Aller au contenu

Page:Daudet - La Belle-Nivernaise, 1886.djvu/67

La bibliothèque libre.
Le texte de cette page a été corrigé et est conforme au fac-similé.

Mimile avait tout juste dix-huit mois, et cela fit bien des berceaux dans la cabine, bien de la besogne aussi ; car, avec toutes les charges que l’on avait, il n’était pas possible de payer une servante.

La mère Louveau bougonnait à faire trembler la jambe de bois de l’Équipage.

Personne ne la plaignait dans le pays. Même, les paysans ne se gênèrent pas pour dire leur façon de penser à M. le curé qui proposait le marinier pour exemple.

— Tout ce que vous voudrez, monsieur le curé, ça n’a pas de bon sens, quand on a déjà trois enfants à soi, d’aller ramasser ceux des autres.

Mais les Louveau ont toujours été comme cela.

C’est la gloriole qui les tient, et tous les conseils qu’on leur donnera ne les changeront pas. »

On ne leur souhaitait pas de mal, mais on n’aurait pas été fâché qu’ils reçussent une leçon.

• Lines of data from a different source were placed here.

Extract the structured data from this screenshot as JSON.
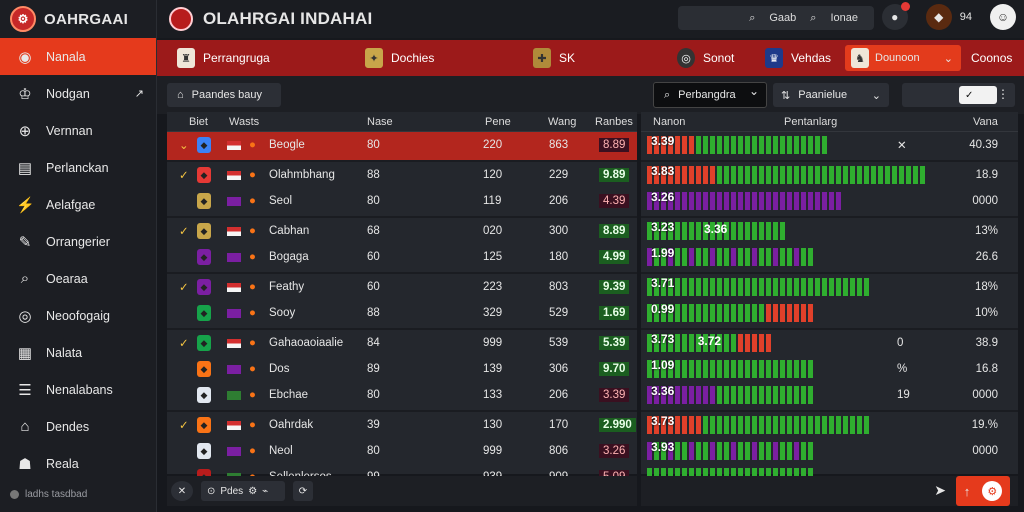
{
  "app": {
    "brand": "OAHRGAAI",
    "title": "OLAHRGAI INDAHAI"
  },
  "topbar": {
    "search_label": "Gaab",
    "search_btn": "Ionae",
    "icon_count": "94"
  },
  "sidebar": {
    "items": [
      {
        "label": "Nanala",
        "icon": "flame-icon",
        "active": true
      },
      {
        "label": "Nodgan",
        "icon": "trophy-icon",
        "arrow": "↗"
      },
      {
        "label": "Vernnan",
        "icon": "bracket-icon"
      },
      {
        "label": "Perlanckan",
        "icon": "chart-icon"
      },
      {
        "label": "Aelafgae",
        "icon": "lightning-icon"
      },
      {
        "label": "Orrangerier",
        "icon": "wrench-icon"
      },
      {
        "label": "Oearaa",
        "icon": "magnifier-icon"
      },
      {
        "label": "Neoofogaig",
        "icon": "globe-icon"
      },
      {
        "label": "Nalata",
        "icon": "grid-icon"
      },
      {
        "label": "Nenalabans",
        "icon": "list-icon"
      },
      {
        "label": "Dendes",
        "icon": "home-icon"
      },
      {
        "label": "Reala",
        "icon": "user-icon"
      }
    ],
    "status": "ladhs tasdbad"
  },
  "categories": [
    {
      "label": "Perrangruga"
    },
    {
      "label": "Dochies"
    },
    {
      "label": "SK"
    },
    {
      "label": "Sonot"
    },
    {
      "label": "Vehdas"
    },
    {
      "label": "Dounoon",
      "selected": true
    },
    {
      "label": "Coonos"
    }
  ],
  "toolbar": {
    "filter_label": "Paandes bauy",
    "search_value": "Perbangdra",
    "sort_label": "Paanielue",
    "toggle_label": "✓"
  },
  "table": {
    "headers": {
      "bet": "Biet",
      "match": "Wasts",
      "nase": "Nase",
      "pane": "Pene",
      "wang": "Wang",
      "results": "Ranbes"
    },
    "right_headers": {
      "nanon": "Nanon",
      "partang": "Pentanlarg",
      "vana": "Vana"
    },
    "games": [
      {
        "highlight": true,
        "rows": [
          {
            "team": "Beogle",
            "nase": "80",
            "pane": "220",
            "wang": "863",
            "odds": "8.89",
            "odds_type": "red",
            "bar_value": "3.39",
            "bar_pct": 0.57,
            "bar_color": "red-green",
            "mark": "✕",
            "vana": "40.39"
          }
        ]
      },
      {
        "rows": [
          {
            "team": "Olahmbhang",
            "nase": "88",
            "pane": "120",
            "wang": "229",
            "odds": "9.89",
            "odds_type": "green",
            "bar_value": "3.83",
            "bar_pct": 0.87,
            "bar_color": "red-green",
            "vana": "18.9"
          },
          {
            "team": "Seol",
            "nase": "80",
            "pane": "119",
            "wang": "206",
            "odds": "4.39",
            "odds_type": "red",
            "bar_value": "3.26",
            "bar_pct": 0.6,
            "bar_color": "purple",
            "vana": "0000"
          }
        ]
      },
      {
        "rows": [
          {
            "team": "Cabhan",
            "nase": "68",
            "pane": "020",
            "wang": "300",
            "odds": "8.89",
            "odds_type": "green",
            "bar_value": "3.23",
            "bar_pct": 0.43,
            "bar_color": "green",
            "mid_label": "3.36",
            "vana": "13%"
          },
          {
            "team": "Bogaga",
            "nase": "60",
            "pane": "125",
            "wang": "180",
            "odds": "4.99",
            "odds_type": "green",
            "bar_value": "1.99",
            "bar_pct": 0.52,
            "bar_color": "green-purple",
            "vana": "26.6"
          }
        ]
      },
      {
        "rows": [
          {
            "team": "Feathy",
            "nase": "60",
            "pane": "223",
            "wang": "803",
            "odds": "9.39",
            "odds_type": "green",
            "bar_value": "3.71",
            "bar_pct": 0.7,
            "bar_color": "green",
            "vana": "18%"
          },
          {
            "team": "Sooy",
            "nase": "88",
            "pane": "329",
            "wang": "529",
            "odds": "1.69",
            "odds_type": "green",
            "bar_value": "0.99",
            "bar_pct": 0.52,
            "bar_color": "green-red",
            "vana": "10%"
          }
        ]
      },
      {
        "rows": [
          {
            "team": "Gahaoaoiaalie",
            "nase": "84",
            "pane": "999",
            "wang": "539",
            "odds": "5.39",
            "odds_type": "green",
            "bar_value": "3.73",
            "bar_pct": 0.4,
            "bar_color": "green-red",
            "mid_label": "3.72",
            "mark": "0",
            "vana": "38.9"
          },
          {
            "team": "Dos",
            "nase": "89",
            "pane": "139",
            "wang": "306",
            "odds": "9.70",
            "odds_type": "green",
            "bar_value": "1.09",
            "bar_pct": 0.52,
            "bar_color": "green",
            "mark": "%",
            "vana": "16.8"
          },
          {
            "team": "Ebchae",
            "nase": "80",
            "pane": "133",
            "wang": "206",
            "odds": "3.39",
            "odds_type": "red",
            "bar_value": "3.36",
            "bar_pct": 0.52,
            "bar_color": "purple-green",
            "mark": "19",
            "vana": "0000"
          }
        ]
      },
      {
        "rows": [
          {
            "team": "Oahrdak",
            "nase": "39",
            "pane": "130",
            "wang": "170",
            "odds": "2.990",
            "odds_type": "green",
            "bar_value": "3.73",
            "bar_pct": 0.7,
            "bar_color": "red-green",
            "vana": "19.%"
          },
          {
            "team": "Neol",
            "nase": "80",
            "pane": "999",
            "wang": "806",
            "odds": "3.26",
            "odds_type": "red",
            "bar_value": "3.93",
            "bar_pct": 0.52,
            "bar_color": "green-purple",
            "vana": "0000"
          },
          {
            "team": "Sellenlersos",
            "nase": "99",
            "pane": "939",
            "wang": "909",
            "odds": "5.09",
            "odds_type": "red",
            "bar_value": "",
            "bar_pct": 0.52,
            "bar_color": "green",
            "vana": ""
          }
        ]
      }
    ]
  },
  "footer": {
    "tool_label": "Pdes",
    "fab_icon": "⇅"
  },
  "colors": {
    "accent": "#e53a1c",
    "catbar": "#9c1a1a",
    "green": "#2fae2f",
    "red": "#e0402a",
    "purple": "#7b1fa2"
  }
}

M. le curé était un brave homme sans malice, qui devenait aisément de l’avis des autres, et finissait par se rappeler un passage de l’Écriture ou des Pères pour se rassurer lui-même sur ses revirements.

— Mes paroissiens ont raison, » se disait-il en passant la main sous son menton mal rasé.

Il ne faut pas tenter la divine Providence. »

Mais comme, à tout prendre, les Louveau étaient de braves gens, il leur fit, à l’ordinaire, sa visite pastorale.